Steve turned onto the narrow ramp of an exit, and the car crunched against the gravel edges of the pavement. Up ahead, in a gap between the thick southern Missouri trees just big enough for the building, was a gas station that looked more like a house than a convenience store. Smoke wafted from what appeared to be an actual chimney. No less than five satellite dishes of varying sizes covered one narrow wall of the vinyl-sided structure. There was a sign that simultaneously described the station as open and that cheap bait was available for purchase.
The gas station awning and pumps were up to date and bore the name of a prestigious oil company, so Steve felt confident they at least had gasoline as well as bait for sale.
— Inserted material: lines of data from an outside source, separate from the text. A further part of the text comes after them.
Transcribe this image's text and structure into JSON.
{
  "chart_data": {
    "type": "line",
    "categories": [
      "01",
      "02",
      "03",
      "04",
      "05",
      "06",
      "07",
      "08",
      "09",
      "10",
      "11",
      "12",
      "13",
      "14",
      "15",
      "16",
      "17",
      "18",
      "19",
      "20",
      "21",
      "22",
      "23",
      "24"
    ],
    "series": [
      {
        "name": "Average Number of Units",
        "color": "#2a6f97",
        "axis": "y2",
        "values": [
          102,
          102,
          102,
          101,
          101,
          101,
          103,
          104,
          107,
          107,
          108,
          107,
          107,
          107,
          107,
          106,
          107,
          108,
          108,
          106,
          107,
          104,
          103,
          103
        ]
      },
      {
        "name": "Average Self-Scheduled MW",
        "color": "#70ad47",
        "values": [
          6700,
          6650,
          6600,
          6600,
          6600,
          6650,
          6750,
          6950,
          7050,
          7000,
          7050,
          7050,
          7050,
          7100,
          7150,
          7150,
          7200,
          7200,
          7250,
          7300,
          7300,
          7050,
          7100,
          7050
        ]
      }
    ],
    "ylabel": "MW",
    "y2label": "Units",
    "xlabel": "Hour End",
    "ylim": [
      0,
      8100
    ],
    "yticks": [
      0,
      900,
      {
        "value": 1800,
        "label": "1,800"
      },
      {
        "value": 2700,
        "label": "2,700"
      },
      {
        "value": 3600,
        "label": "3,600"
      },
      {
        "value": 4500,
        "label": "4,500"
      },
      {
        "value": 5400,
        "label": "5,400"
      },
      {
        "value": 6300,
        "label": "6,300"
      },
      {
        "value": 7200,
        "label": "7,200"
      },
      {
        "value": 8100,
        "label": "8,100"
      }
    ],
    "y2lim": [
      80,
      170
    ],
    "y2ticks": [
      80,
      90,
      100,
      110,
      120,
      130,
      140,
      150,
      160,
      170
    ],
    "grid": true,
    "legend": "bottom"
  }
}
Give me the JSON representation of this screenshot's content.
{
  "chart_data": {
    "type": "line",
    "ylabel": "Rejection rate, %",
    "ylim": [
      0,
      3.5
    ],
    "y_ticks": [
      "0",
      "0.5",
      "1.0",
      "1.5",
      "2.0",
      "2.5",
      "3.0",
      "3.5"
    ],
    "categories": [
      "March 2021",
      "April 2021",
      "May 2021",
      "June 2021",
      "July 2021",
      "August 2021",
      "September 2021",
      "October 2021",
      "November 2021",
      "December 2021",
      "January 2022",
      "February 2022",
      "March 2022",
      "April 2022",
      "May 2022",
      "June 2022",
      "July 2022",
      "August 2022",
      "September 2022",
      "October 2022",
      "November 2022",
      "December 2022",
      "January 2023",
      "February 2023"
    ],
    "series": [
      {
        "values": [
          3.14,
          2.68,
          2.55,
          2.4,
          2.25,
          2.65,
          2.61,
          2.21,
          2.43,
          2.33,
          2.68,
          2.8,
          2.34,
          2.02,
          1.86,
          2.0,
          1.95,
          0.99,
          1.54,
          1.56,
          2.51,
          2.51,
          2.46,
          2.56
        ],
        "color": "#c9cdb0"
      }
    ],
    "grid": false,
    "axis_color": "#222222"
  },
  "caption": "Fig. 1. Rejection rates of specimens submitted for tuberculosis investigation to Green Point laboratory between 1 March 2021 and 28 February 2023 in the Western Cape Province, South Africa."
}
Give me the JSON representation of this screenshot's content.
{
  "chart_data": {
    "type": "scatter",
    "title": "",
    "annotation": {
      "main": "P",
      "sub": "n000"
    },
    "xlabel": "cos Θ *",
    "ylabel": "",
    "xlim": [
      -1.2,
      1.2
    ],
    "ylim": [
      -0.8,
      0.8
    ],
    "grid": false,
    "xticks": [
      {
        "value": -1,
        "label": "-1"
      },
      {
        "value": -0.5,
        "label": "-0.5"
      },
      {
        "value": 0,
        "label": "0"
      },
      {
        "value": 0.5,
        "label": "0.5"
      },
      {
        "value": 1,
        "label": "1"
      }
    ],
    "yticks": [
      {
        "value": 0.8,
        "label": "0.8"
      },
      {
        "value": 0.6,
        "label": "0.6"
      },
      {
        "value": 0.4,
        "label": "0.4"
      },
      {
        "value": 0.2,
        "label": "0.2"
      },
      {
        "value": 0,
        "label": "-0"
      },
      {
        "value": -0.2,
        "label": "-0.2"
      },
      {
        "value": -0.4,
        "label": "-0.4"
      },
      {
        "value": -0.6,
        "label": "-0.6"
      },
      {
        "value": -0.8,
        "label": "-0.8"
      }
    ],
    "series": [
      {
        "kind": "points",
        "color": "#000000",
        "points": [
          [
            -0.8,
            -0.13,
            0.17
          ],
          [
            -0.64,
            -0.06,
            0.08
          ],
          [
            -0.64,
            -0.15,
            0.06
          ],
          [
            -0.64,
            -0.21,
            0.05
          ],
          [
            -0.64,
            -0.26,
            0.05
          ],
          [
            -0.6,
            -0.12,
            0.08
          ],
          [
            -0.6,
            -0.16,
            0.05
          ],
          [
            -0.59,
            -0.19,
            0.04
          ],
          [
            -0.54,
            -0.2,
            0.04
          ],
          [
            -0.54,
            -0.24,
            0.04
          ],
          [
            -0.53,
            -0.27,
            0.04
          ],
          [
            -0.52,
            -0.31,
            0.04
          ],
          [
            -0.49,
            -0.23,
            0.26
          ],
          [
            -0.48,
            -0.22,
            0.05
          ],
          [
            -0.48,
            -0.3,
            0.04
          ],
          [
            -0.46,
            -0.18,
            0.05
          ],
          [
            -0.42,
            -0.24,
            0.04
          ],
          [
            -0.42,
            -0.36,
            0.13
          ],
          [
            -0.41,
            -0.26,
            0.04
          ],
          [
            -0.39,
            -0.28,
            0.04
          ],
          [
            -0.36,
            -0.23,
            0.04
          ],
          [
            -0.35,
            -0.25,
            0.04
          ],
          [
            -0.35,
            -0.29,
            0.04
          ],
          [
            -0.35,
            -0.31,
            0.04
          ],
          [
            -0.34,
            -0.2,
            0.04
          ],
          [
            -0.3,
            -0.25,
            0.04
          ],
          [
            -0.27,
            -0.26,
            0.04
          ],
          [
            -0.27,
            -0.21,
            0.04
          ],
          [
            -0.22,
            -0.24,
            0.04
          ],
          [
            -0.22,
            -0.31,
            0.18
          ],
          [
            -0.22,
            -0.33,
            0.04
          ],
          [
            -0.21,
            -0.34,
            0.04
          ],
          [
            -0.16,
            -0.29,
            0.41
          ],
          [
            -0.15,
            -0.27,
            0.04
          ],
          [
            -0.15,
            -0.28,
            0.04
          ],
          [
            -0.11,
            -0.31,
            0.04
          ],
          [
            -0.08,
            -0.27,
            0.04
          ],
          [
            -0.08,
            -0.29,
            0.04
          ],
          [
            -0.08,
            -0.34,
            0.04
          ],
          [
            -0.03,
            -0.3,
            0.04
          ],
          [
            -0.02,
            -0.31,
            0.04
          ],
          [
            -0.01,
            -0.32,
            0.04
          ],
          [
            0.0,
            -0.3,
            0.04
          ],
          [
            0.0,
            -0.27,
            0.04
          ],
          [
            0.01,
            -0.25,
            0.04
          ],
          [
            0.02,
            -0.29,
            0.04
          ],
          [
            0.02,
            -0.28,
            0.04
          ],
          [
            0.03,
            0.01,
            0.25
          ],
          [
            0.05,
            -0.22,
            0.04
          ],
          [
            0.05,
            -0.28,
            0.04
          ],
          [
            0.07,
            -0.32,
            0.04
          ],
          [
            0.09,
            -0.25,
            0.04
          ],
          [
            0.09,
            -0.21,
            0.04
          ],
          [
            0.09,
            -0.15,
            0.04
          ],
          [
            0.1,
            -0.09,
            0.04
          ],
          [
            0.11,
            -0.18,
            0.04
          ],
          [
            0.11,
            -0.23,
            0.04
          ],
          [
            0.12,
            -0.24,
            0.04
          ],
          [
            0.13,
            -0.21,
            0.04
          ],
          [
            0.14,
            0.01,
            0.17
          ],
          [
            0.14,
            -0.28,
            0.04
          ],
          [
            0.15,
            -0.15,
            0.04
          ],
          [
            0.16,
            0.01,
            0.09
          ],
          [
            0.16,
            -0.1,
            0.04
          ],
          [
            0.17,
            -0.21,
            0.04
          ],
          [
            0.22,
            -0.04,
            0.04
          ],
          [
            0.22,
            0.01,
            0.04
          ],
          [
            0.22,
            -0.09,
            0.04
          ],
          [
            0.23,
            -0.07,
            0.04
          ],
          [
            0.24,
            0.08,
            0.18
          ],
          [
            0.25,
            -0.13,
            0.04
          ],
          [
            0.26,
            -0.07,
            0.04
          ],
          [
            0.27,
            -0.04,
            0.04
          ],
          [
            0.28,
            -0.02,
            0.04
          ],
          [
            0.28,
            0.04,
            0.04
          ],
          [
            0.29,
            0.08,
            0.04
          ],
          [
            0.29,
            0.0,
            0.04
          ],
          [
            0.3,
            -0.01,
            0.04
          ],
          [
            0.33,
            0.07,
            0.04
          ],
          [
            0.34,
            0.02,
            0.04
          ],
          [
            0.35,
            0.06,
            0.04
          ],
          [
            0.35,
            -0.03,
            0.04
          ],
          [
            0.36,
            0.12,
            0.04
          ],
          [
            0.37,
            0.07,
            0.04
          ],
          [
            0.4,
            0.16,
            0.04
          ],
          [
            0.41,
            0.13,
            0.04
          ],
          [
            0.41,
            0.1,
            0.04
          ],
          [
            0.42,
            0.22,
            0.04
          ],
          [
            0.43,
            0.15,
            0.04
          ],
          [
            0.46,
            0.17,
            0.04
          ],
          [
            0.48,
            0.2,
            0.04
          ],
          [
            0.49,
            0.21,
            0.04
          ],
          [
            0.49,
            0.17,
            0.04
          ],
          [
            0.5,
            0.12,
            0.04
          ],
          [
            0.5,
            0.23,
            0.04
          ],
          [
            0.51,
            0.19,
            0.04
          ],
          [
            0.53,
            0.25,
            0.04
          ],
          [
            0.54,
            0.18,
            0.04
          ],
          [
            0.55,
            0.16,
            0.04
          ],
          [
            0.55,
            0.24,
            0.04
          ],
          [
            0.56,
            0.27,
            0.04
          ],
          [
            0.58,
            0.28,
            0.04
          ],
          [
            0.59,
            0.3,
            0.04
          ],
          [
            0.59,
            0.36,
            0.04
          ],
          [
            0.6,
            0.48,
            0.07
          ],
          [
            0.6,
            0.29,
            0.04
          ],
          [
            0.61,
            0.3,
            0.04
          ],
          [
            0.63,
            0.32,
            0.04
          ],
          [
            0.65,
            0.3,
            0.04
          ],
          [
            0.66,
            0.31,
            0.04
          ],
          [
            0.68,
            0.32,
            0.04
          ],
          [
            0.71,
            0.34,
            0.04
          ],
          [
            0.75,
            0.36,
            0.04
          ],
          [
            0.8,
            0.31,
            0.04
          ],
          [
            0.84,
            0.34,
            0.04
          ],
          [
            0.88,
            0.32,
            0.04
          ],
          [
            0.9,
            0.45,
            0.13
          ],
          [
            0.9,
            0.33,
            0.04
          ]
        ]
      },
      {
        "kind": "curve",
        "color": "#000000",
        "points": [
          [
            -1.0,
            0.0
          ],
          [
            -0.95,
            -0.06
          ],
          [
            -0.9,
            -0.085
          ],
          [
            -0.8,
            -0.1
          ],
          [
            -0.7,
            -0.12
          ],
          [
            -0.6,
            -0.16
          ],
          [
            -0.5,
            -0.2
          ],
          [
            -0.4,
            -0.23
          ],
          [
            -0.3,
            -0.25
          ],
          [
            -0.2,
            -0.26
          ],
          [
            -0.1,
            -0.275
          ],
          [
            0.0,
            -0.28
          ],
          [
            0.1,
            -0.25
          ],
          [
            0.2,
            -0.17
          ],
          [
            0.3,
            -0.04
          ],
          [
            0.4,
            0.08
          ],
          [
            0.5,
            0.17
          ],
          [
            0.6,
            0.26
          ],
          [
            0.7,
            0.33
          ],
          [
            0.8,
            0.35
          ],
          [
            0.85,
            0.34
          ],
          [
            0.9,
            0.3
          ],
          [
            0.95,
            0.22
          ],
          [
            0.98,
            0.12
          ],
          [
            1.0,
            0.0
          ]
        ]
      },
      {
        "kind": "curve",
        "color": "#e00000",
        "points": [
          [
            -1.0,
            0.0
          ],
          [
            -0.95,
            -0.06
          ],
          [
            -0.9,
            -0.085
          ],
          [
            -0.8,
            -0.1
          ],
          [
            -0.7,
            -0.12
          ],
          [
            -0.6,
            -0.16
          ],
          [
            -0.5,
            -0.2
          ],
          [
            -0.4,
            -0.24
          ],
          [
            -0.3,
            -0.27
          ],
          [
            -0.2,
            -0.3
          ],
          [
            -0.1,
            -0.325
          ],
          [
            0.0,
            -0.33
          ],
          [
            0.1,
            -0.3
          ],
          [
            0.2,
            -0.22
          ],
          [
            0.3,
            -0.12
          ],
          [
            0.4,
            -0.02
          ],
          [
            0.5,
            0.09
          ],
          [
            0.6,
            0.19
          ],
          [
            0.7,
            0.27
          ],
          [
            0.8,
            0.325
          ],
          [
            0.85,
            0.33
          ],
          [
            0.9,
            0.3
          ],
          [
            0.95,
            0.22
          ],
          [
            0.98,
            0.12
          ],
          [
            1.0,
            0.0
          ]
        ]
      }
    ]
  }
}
But as he pulled up to one of the pumps, Steve discovered that the strangest part of this station was not the signs advertising that both hunting licenses and bail bonds could be purchased at this establishment, it was the white-robed figure slashing the front tire of an SUV at the neighboring pump.
A pair of ruddy tennis shoes made a scratching noise against the sandy gravel as the robed figure chuckled at the rapidly deflating tire. He stopped laughing suddenly, somehow realizing he was being watched, and turned around to grin at the coming demons.
The man’s robes were tattered and open, worn and purposefully frayed to resemble a thin jacket. Underneath, he wore loose blue jeans and a t-shirt. Above his head of uncombed, long hair rested a tilted halo the color of brass left outside too long.
“Hey fellas,” the angel said as he jammed his knife into the already tire-slashed SUV’s trunk, twisting it so it couldn’t be opened. “Howyadoin?”